JC: For as long as I can remember, I’ve been aware of class differences. It’s part of growing up in Kolkata, I suppose, where everyday I’d see children living on the street. I was not wealthy, I quickly realized, but I was also not living on the street. This realization informed a world view around class and how far reaching it is, how essential to the human condition. That being said, I’ve never sat down with the explicit intention to write about class–I think it emerges as a way of characterizing, as a way of trying to see people as they are through the muddle of their circumstances. 

 

IR: Apart from being a writer, you also trained in computer science. How did developing another profession and skill set affect how you approached fostering your craft as a writer? 

 

JC: I think of writing as straddling the subconscious and the conscious: the subconscious is often where the magic is, the unexpected, that creative spark that’s awfully hard to explain.

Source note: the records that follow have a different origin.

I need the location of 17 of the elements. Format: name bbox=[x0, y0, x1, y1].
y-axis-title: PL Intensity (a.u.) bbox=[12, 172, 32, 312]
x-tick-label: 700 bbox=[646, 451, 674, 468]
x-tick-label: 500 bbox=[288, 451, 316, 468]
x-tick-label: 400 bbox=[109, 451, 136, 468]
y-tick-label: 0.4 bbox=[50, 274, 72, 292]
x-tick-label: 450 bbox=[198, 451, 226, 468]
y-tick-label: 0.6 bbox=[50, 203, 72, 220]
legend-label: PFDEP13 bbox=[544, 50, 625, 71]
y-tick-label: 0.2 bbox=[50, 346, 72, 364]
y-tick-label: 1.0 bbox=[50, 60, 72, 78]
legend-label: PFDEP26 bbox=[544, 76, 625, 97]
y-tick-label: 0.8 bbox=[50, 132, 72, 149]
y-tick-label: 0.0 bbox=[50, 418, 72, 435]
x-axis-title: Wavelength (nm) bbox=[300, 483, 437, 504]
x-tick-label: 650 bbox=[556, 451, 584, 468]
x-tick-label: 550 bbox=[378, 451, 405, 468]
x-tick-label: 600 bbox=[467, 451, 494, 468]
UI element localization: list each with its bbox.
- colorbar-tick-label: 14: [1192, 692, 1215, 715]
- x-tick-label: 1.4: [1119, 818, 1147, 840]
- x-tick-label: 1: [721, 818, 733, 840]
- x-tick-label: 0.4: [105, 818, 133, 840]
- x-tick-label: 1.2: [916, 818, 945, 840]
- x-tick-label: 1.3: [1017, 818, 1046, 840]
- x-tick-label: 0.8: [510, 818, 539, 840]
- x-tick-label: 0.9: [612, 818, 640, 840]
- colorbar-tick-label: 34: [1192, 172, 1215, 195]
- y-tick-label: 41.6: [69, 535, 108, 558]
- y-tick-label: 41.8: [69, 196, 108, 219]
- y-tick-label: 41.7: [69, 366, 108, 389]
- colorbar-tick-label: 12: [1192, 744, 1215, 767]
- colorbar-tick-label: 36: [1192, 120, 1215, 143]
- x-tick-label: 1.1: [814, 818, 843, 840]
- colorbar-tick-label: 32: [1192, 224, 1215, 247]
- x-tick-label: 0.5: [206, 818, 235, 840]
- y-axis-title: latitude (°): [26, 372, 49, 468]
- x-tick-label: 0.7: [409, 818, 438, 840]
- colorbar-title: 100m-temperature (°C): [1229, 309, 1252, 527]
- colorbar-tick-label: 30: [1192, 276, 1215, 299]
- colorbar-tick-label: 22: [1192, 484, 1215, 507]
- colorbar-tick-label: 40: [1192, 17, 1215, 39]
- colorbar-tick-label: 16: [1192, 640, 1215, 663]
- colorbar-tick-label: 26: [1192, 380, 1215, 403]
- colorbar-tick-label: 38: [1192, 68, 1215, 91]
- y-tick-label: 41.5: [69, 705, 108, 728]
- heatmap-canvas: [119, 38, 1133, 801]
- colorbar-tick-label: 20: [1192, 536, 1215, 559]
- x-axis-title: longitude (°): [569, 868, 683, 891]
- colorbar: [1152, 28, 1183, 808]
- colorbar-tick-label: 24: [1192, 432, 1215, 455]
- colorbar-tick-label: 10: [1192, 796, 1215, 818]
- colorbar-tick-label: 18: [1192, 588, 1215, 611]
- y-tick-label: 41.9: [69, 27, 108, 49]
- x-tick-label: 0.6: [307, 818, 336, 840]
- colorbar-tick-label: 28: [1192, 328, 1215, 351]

But then there’s the revision process, which can also be magical, though it can also require the neural nets I engage when I write code, the synaptic connections that are particularly good at arranging, ordering, and structuring. I need both to find my way.

 

IR: Who are some writers who most inspire(d) you?

 

JC: So many! To list just a few from whom I learned much about the craft of writing: Alice Munro, Chekhov, Rabindranath Tagore, Ashapurna Devi, Colm Tóibín.

 

IR: Are you reading anything right now that you’re excited about?

 

JC: I’m teaching a class this summer where I look at poetic forms like the ghazal, the haibun, the zuhitsu and explore how these forms can be used to inspire works of fiction. So, I've been reading a lot of poetry: Kimiko Hahn, Aimee Nezukumathathil, John Ashberry… Novel wise, I just finished Soft, Sweet, Plenty Rhythm by Laura Warrell and Greenland by David Santos Donaldson, and I’d recommend both!